RELATÓRIO DO GRUPO GAY DA BAHIA EM 2014: https://homofobiamata.files.wordpress.com/2015/01/tabela-geral-de-homocidios-2014.pdf

NOTÍCIA SOBRE A MORTE: http://g1.globo.com/to/tocantins/noticia/2014/04/advogado-condenado-em-esquema-de-corrupcao-morre-de-infarto-no.html

|HOMEM HETEROSSEXUAL ASSASSINADO POR ADOLESCENTE HOMOSSEXUAL

Em outubro de 2017 o senhor Manoel Francisco de Souza estava em casa quando o filho chegou nervoso dizendo que tinha brigado na rua e que ia matar alguém. O filho pegou um facão que estava na cozinha e o pai desesperado tentou desarmar o adolescente de 17 anos: “Meu filho, para com isso, tire essa faca da mão, você vai fazer uma besteira!”.

O adolescente, homossexual, cravou a faca no próprio pai, que morreu e virou mais uma vítima de “crime homofóbico” no Brasil, segundo o Grupo Gay da Bahia.

RELATÓRIO DO GRUPO GAY DA BAHIA: https://homofobiamata.files.wordpress.com/2018/04/listagem-registros-2017.pdf

NOTÍCIA SOBRE A MORTE: https://g1.globo.com/mato-grosso/noticia/pai-e-assassinado-pelo-filho-ao-tentar-impedi-lo-de-cometer-crime-em-mt-diz-pm.ghtml

|HOMOSSEXUAIS BRASILEIROS MORTOS FORA DO BRASIL: VÍTIMAS DE OVERDOSE, CAUSAS NATURAIS, ASSASSINATO OU CAUSAS DESCONHECIDAS

Abel Goes era um estilista brasileiro que morreu na Itália, em circunstâncias não esclarecidas. Ele parou de responder às mensagens de amigos e parentes, que – preocupados – passaram a procurar por ele e o encontraram no necrotério de um hospital em Roma. Bianca era um travesti brasileiro que morava na Holanda, foi assassinado por um cliente. Rafaella Rotocalco também era travesti e foi encontrado morto, aparentemente de overdose, em uma praia de Roma. Patricia Reigada infartou em seu flat, em Londres.

O que estas pessoas têm em comum? Foram usadas pelo Grupo Gay da Bahia entre 2014 e 2018 para fabricar os relatórios anuais de assassinatos motivados por homofobia no Brasil.

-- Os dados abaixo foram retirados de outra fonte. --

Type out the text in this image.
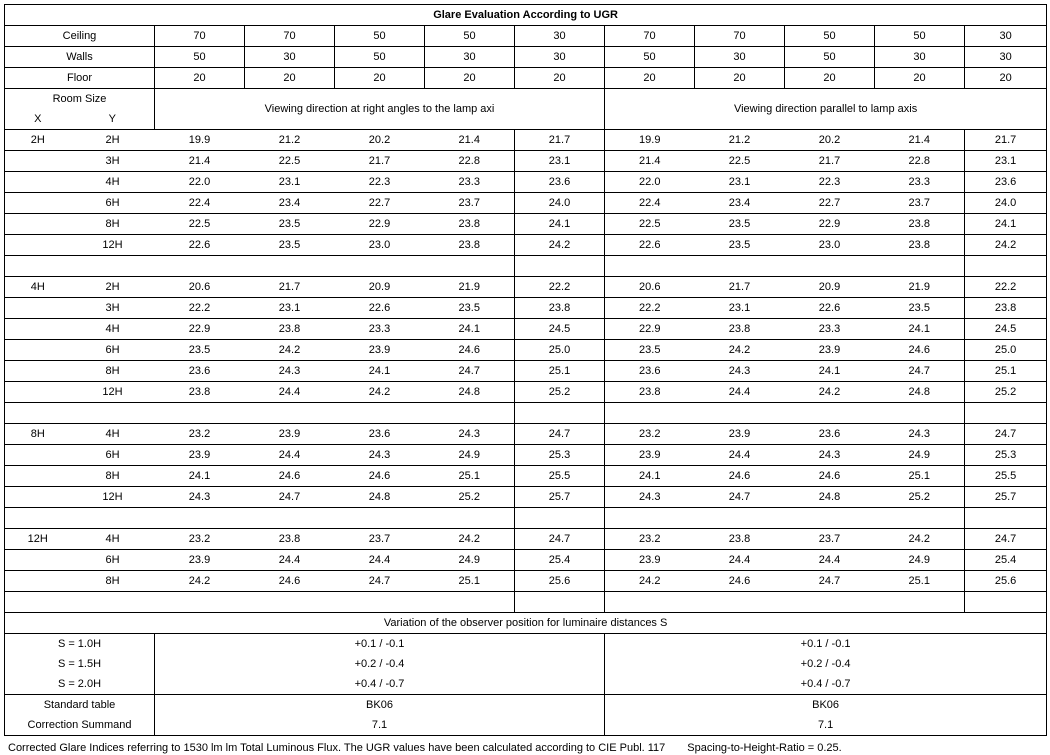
Glare Evaluation According to UGR											
Ceiling		70	70	50	50	30	70	70	50	50	30
Walls		50	30	50	30	30	50	30	50	30	30
Floor		20	20	20	20	20	20	20	20	20	20
Room Size		Viewing direction at right angles to the lamp axi					Viewing direction parallel to lamp axis				
X	Y										
2H	2H	19.9	21.2	20.2	21.4	21.7	19.9	21.2	20.2	21.4	21.7
	3H	21.4	22.5	21.7	22.8	23.1	21.4	22.5	21.7	22.8	23.1
	4H	22.0	23.1	22.3	23.3	23.6	22.0	23.1	22.3	23.3	23.6
	6H	22.4	23.4	22.7	23.7	24.0	22.4	23.4	22.7	23.7	24.0
	8H	22.5	23.5	22.9	23.8	24.1	22.5	23.5	22.9	23.8	24.1
	12H	22.6	23.5	23.0	23.8	24.2	22.6	23.5	23.0	23.8	24.2

4H	2H	20.6	21.7	20.9	21.9	22.2	20.6	21.7	20.9	21.9	22.2
	3H	22.2	23.1	22.6	23.5	23.8	22.2	23.1	22.6	23.5	23.8
	4H	22.9	23.8	23.3	24.1	24.5	22.9	23.8	23.3	24.1	24.5
	6H	23.5	24.2	23.9	24.6	25.0	23.5	24.2	23.9	24.6	25.0
	8H	23.6	24.3	24.1	24.7	25.1	23.6	24.3	24.1	24.7	25.1
	12H	23.8	24.4	24.2	24.8	25.2	23.8	24.4	24.2	24.8	25.2

8H	4H	23.2	23.9	23.6	24.3	24.7	23.2	23.9	23.6	24.3	24.7
	6H	23.9	24.4	24.3	24.9	25.3	23.9	24.4	24.3	24.9	25.3
	8H	24.1	24.6	24.6	25.1	25.5	24.1	24.6	24.6	25.1	25.5
	12H	24.3	24.7	24.8	25.2	25.7	24.3	24.7	24.8	25.2	25.7

12H	4H	23.2	23.8	23.7	24.2	24.7	23.2	23.8	23.7	24.2	24.7
	6H	23.9	24.4	24.4	24.9	25.4	23.9	24.4	24.4	24.9	25.4
	8H	24.2	24.6	24.7	25.1	25.6	24.2	24.6	24.7	25.1	25.6

Variation of the observer position for luminaire distances S											
S = 1.0H		+0.1 / -0.1					+0.1 / -0.1				
S = 1.5H		+0.2 / -0.4					+0.2 / -0.4				
S = 2.0H		+0.4 / -0.7					+0.4 / -0.7				
Standard table		BK06					BK06				
Correction Summand		7.1					7.1				
Corrected Glare Indices referring to 1530 lm lm Total Luminous Flux. The UGR values have been calculated according to CIE Publ. 117 Spacing-to-Height-Ratio = 0.25.
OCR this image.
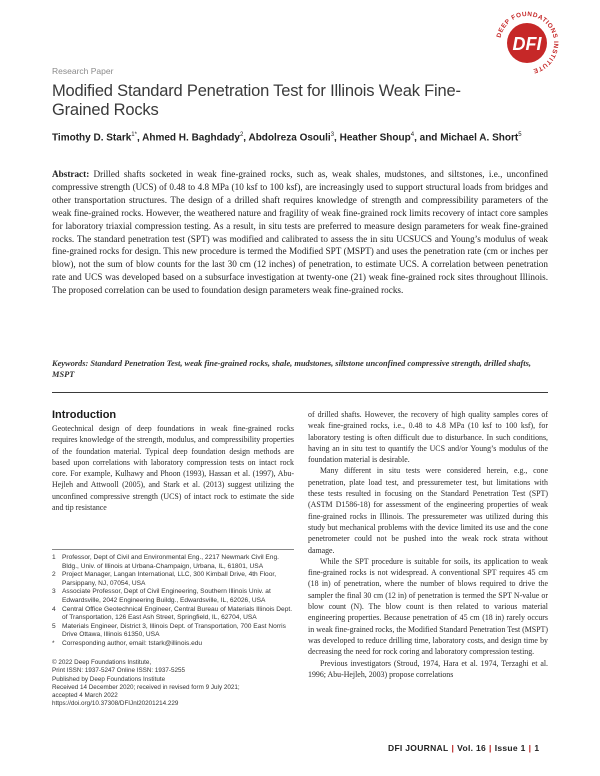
Research Paper
Modified Standard Penetration Test for Illinois Weak Fine-Grained Rocks
DEEP FOUNDATIONS INSTITUTE
DFI
Timothy D. Stark$^{1*}$, Ahmed H. Baghdady$^2$, Abdolreza Osouli$^3$, Heather Shoup$^4$, and Michael A. Short$^5$
Abstract: Drilled shafts socketed in weak fine-grained rocks, such as, weak shales, mudstones, and siltstones, i.e., unconfined compressive strength (UCS) of 0.48 to 4.8 MPa (10 ksf to 100 ksf), are increasingly used to support structural loads from bridges and other transportation structures. The design of a drilled shaft requires knowledge of strength and compressibility parameters of the weak fine-grained rocks. However, the weathered nature and fragility of weak fine-grained rock limits recovery of intact core samples for laboratory triaxial compression testing. As a result, in situ tests are preferred to measure design parameters for weak fine-grained rocks. The standard penetration test (SPT) was modified and calibrated to assess the in situ UCSUCS and Young’s modulus of weak fine-grained rocks for design. This new procedure is termed the Modified SPT (MSPT) and uses the penetration rate (cm or inches per blow), not the sum of blow counts for the last 30 cm (12 inches) of penetration, to estimate UCS. A correlation between penetration rate and UCS was developed based on a subsurface investigation at twenty-one (21) weak fine-grained rock sites throughout Illinois. The proposed correlation can be used to foundation design parameters weak fine-grained rocks.
Keywords: Standard Penetration Test, weak fine-grained rocks, shale, mudstones, siltstone unconfined compressive strength, drilled shafts, MSPT
Introduction
Geotechnical design of deep foundations in weak fine-grained rocks requires knowledge of the strength, modulus, and compressibility properties of the foundation material. Typical deep foundation design methods are based upon correlations with laboratory compression tests on intact rock core. For example, Kulhawy and Phoon (1993), Hassan et al. (1997), Abu-Hejleh and Attwooll (2005), and Stark et al. (2013) suggest utilizing the unconfined compressive strength (UCS) of intact rock to estimate the side and tip resistance

of drilled shafts. However, the recovery of high quality samples cores of weak fine-grained rocks, i.e., 0.48 to 4.8 MPa (10 ksf to 100 ksf), for laboratory testing is often difficult due to disturbance. In such conditions, having an in situ test to quantify the UCS and/or Young’s modulus of the foundation material is desirable.

Many different in situ tests were considered herein, e.g., cone penetration, plate load test, and pressuremeter test, but limitations with these tests resulted in focusing on the Standard Penetration Test (SPT) (ASTM D1586-18) for assessment of the engineering properties of weak fine-grained rocks in Illinois. The pressuremeter was utilized during this study but mechanical problems with the device limited its use and the cone penetrometer could not be pushed into the weak rock strata without damage.

While the SPT procedure is suitable for soils, its application to weak fine-grained rocks is not widespread. A conventional SPT requires 45 cm (18 in) of penetration, where the number of blows required to drive the sampler the final 30 cm (12 in) of penetration is termed the SPT N-value or blow count (N). The blow count is then related to various material engineering properties. Because penetration of 45 cm (18 in) rarely occurs in weak fine-grained rocks, the Modified Standard Penetration Test (MSPT) was developed to reduce drilling time, laboratory costs, and design time by decreasing the need for rock coring and laboratory compression testing.

Previous investigators (Stroud, 1974, Hara et al. 1974, Terzaghi et al. 1996; Abu-Hejleh, 2003) propose correlations

1 Professor, Dept of Civil and Environmental Eng., 2217 Newmark Civil Eng. Bldg., Univ. of Illinois at Urbana-Champaign, Urbana, IL, 61801, USA
2 Project Manager, Langan International, LLC, 300 Kimball Drive, 4th Floor, Parsippany, NJ, 07054, USA
3 Associate Professor, Dept of Civil Engineering, Southern Illinois Univ. at Edwardsville, 2042 Engineering Buildg., Edwardsville, IL, 62026, USA
4 Central Office Geotechnical Engineer, Central Bureau of Materials Illinois Dept. of Transportation, 126 East Ash Street, Springfield, IL, 62704, USA
5 Materials Engineer, District 3, Illinois Dept. of Transportation, 700 East Norris Drive Ottawa, Illinois 61350, USA
*	Corresponding author, email: tstark@illinois.edu
© 2022 Deep Foundations Institute,
Print ISSN: 1937-5247 Online ISSN: 1937-5255
Published by Deep Foundations Institute
Received 14 December 2020; received in revised form 9 July 2021;
accepted 4 March 2022
https://doi.org/10.37308/DFIJnl20201214.229
DFI JOURNAL | Vol. 16 | Issue 1 | 1
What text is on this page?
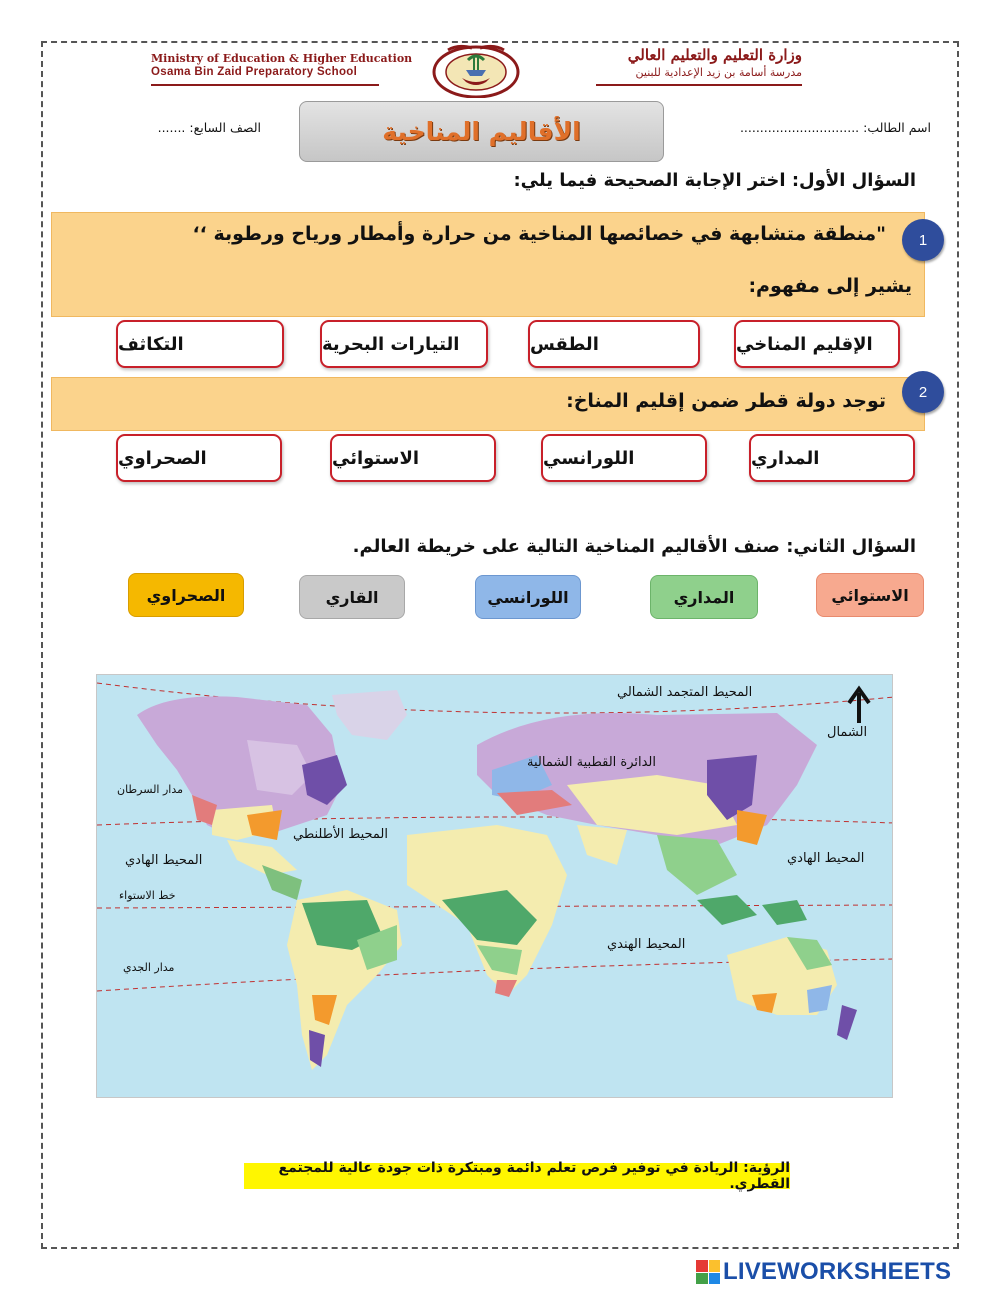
Ministry of Education & Higher Education
Osama Bin Zaid Preparatory School
وزارة التعليم والتعليم العالي
مدرسة أسامة بن زيد الإعدادية للبنين
الأقاليم المناخية	اسم الطالب: ..............................
الصف السابع: .......
السؤال الأول: اختر الإجابة الصحيحة فيما يلي:
"منطقة متشابهة في خصائصها المناخية من حرارة وأمطار ورياح ورطوبة ‘‘
يشير إلى مفهوم:
1
الإقليم المناخي
الطقس
التيارات البحرية
التكاثف
توجد دولة قطر ضمن إقليم المناخ:	2
المداري
اللورانسي
الاستوائي
الصحراوي
السؤال الثاني: صنف الأقاليم المناخية التالية على خريطة العالم.
الاستوائي
المداري
اللورانسي
القاري
الصحراوي
المحيط المتجمد الشمالي
الشمال
الدائرة القطبية الشمالية
مدار السرطان
المحيط الأطلنطي
المحيط الهادي	المحيط الهادي
خط الاستواء
المحيط الهندي
مدار الجدي
الرؤية: الريادة في توفير فرص تعلم دائمة ومبتكرة ذات جودة عالية للمجتمع القطري.
LIVEWORKSHEETS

SAIBA MAIS SOBRE ESTES CASOS: https://naomatouhoje.blog/2018/11/08/relembre-10-casos-de-assassinatos-homofobicos-no-brasil-nos-ultimos-5-anos/

|ACIDENTES DE TRÂNSITO ENVOLVENDO HOMOSSEXUAIS

Pâmela Oliveira da Silva foi atropelado por uma motocicleta, ao tentar atravessar uma avenida movimentada da capital sul-matogrossense. O motorista e a moto foram arremessados a mais de 10 metros de distância. Um acidente de trânsito, mas a vítima era travesti. Rodrigo Cezar Silva Pereira também era travesti, e morreu atropelado por um caminhão enquanto tentava atravessar uma rodovia. Vitória Graciano Ramos sofreu um acidente ao chegar em casa: acabou sendo atropelada por uma tia após escorregar do capô do veículo, ela estava chegando em casa com familiares e havia descido do carro para abrir o portão.

Acidentes trágicos, mas o Grupo Gay da Bahia viu neles a oportunidade de fabricar mais “assassinatos motivados por homofobia”.

SAIBA MAIS SOBRE ESTES CASOS: https://naomatouhoje.blog/2018/01/07/60/ | https://naomatouhoje.blog/2018/09/09/todo-dia-uma-mentira-do-grupo-gay-da-bahia-ate-2019-30-31/ | https://naomatouhoje.blog/2018/11/06/lesbocidio-revisitado-um-dossie-sobre-o-dossie/

POR QUE VOLTAR A FALAR DESTES CASOS?

Porque a disseminação da fraude não foi interrompida: grandes veículos de imprensa seguem disseminando dados falsos de mortes por homofobia no Brasil, ONGs continuam lucrando financeiramente com o alarmismo e políticos continuam propondo leis discriminatórias baseadas nestas fraudes.

E porque muitos brasileiros, incessantemente bombardeados por estes números, ainda não fazem ideia sobre como eles são desonestamente fabricados.

CASO LESBOCÍDIO UFRJ: UMA FRAUDE DESMASCARADA NA JUSTIÇA PELO TRABALHO DESTA PÁGINA

Abertamente inspiradas na pesquisa fraudulenta do Grupo Gay da Bahia, três pesquisadoras da Universidade Federal do Rio de Janeiro produziram um estudo nomeado Dossiê Lesbocídio. A pesquisa seguia os mesmos métodos desonestos do GGB.

Após serem desmascaradas pelo trabalho de Quem a homotransfobia não matou hoje?, as estudiosas processaram o autor do blog, mas – depois de uma longa batalha judicial – perderam o processo. A Justiça do Rio de Janeiro reconheceu as evidências de fraude na pesquisa da UFRJ e o interesse público das informações aqui prestadas. Voltaremos a falar desta pesquisa muito em breve, com novos dados.